There is “‘huge overcapacity” in China and the industry is worried about how the Asian nation will address the issue, Jindal, who runs India’s second-biggest steelmaker, said in an interview after the company’s annual general meeting in Mumbai.

“Our biggest concern is how China plays out and what they do as most of their businesses are run because of the highly subsidized policies of the government.”

While China has pledged to cut as much as 150 million metric tons of capacity by 2020, the nation continues to export its steel surplus amid the slowest growth in decades. Consolidation in the global steel industry will be crucial as the world adjusts to lower prices amid a global glut and declining demand, according to Tata Steel chairperson Cyrus Mistry.

China’s exports climbed to the second-highest on record to 10.94 million tons in June, according to its customs administration. Chinese steel mills keep increasing shipments because they’re struggling to stay profitable and maintain market share, according to Bloomberg Intelligence.

Supply pressure

Consolidation would help the industry to remain competitive and being more disciplined with supply is critical for its future, Tata Steel’s Mistry said in the company’s annual report posted on its website last week.

“It would be vital for the industry to look at supply-side restructuring to rebalance the demand-supply equation, especially in countries and regions where the oversupply situation is structurally acute.”

The company announced on July 9 that it was in talks with Germany’s Thyssenkrupp about a possible joint venture in Europe, even as it looks to sell its UK steel plants. That closely followed largest producer ArcelorMittal’s move to take control of Ilva, Europe’s top steel plant.
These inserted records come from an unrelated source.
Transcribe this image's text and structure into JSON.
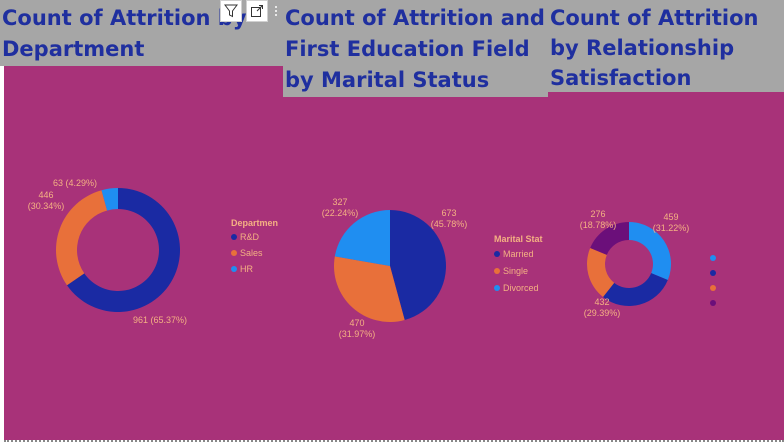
{
  "titles": {
    "dept": "Count of Attrition by Department",
    "edu": "Count of Attrition and First Education Field by Marital Status",
    "rel": "Count of Attrition by Relationship Satisfaction"
  },
  "toolbar": {
    "filter_icon": "filter-icon",
    "focus_icon": "focus-mode-icon",
    "more_icon": "more-options-icon"
  },
  "colors": {
    "background": "#a83279",
    "header": "#a6a6a6",
    "title": "#1f2f9f",
    "label": "#f4b183"
  },
  "chart_data": [
    {
      "type": "pie",
      "variant": "donut",
      "legend_title": "Departmen",
      "categories": [
        "R&D",
        "Sales",
        "HR"
      ],
      "values": [
        961,
        446,
        63
      ],
      "labels": [
        "961 (65.37%)",
        "446 (30.34%)",
        "63 (4.29%)"
      ],
      "colors": [
        "#1a2aa3",
        "#e8703a",
        "#1f8ef1"
      ]
    },
    {
      "type": "pie",
      "legend_title": "Marital Stat",
      "categories": [
        "Married",
        "Single",
        "Divorced"
      ],
      "values": [
        673,
        470,
        327
      ],
      "labels": [
        "673 (45.78%)",
        "470 (31.97%)",
        "327 (22.24%)"
      ],
      "colors": [
        "#1a2aa3",
        "#e8703a",
        "#1f8ef1"
      ]
    },
    {
      "type": "pie",
      "variant": "donut",
      "legend_title": "",
      "categories": [
        "",
        "",
        "",
        ""
      ],
      "values": [
        459,
        432,
        303,
        276
      ],
      "labels": [
        "459 (31.22%)",
        "432 (29.39%)",
        "",
        "276 (18.78%)"
      ],
      "colors": [
        "#1f8ef1",
        "#1a2aa3",
        "#e8703a",
        "#6b0f7a"
      ],
      "legend_dot_colors": [
        "#1f8ef1",
        "#1a2aa3",
        "#e8703a",
        "#6b0f7a"
      ]
    }
  ]
}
In the current environment, JSW Steel is not excited about acquisitions and would look to focus on consolidation in the domestic market and adding value to its products, Jindal said. The company will hold off capacity expansion for the next two years as it aims to reduce debt, he said.

JSW Steel will be reporting earnings for the first fiscal quarter ended June 30 on Wednesday. An average of 13 analysts’  estimates compiled by Bloomberg is for a 7.4 billion-rupee ($110 million) profit for the period. The shares have rallied 61% this year after prices climbed following a slowdown in cheap imports from China and as an increase in the company’s capacity boosted volumes.

Import Taxes

“Every country in the world has been putting in anti-dumping duties and measures to protect them from China," Jindal said. India should impose anti-dumping taxes on imports before the floor-price regime expires next month or the domestic industry will suffer again, he said.

India raised import taxes, levied safeguard duties till 2018 and imposed floor prices on shipments to stem the inflow and help domestic players. Steel imports slid 31% to 1.8 million tons in the three months through June from a year earlier, after rising to a record 11.7 million tons in the financial year ended March 31, according to steel ministry data.

While production grew 3.8% to 24.5 million tons from a year ago, consumption was little changed at 19.9 million tons, it said.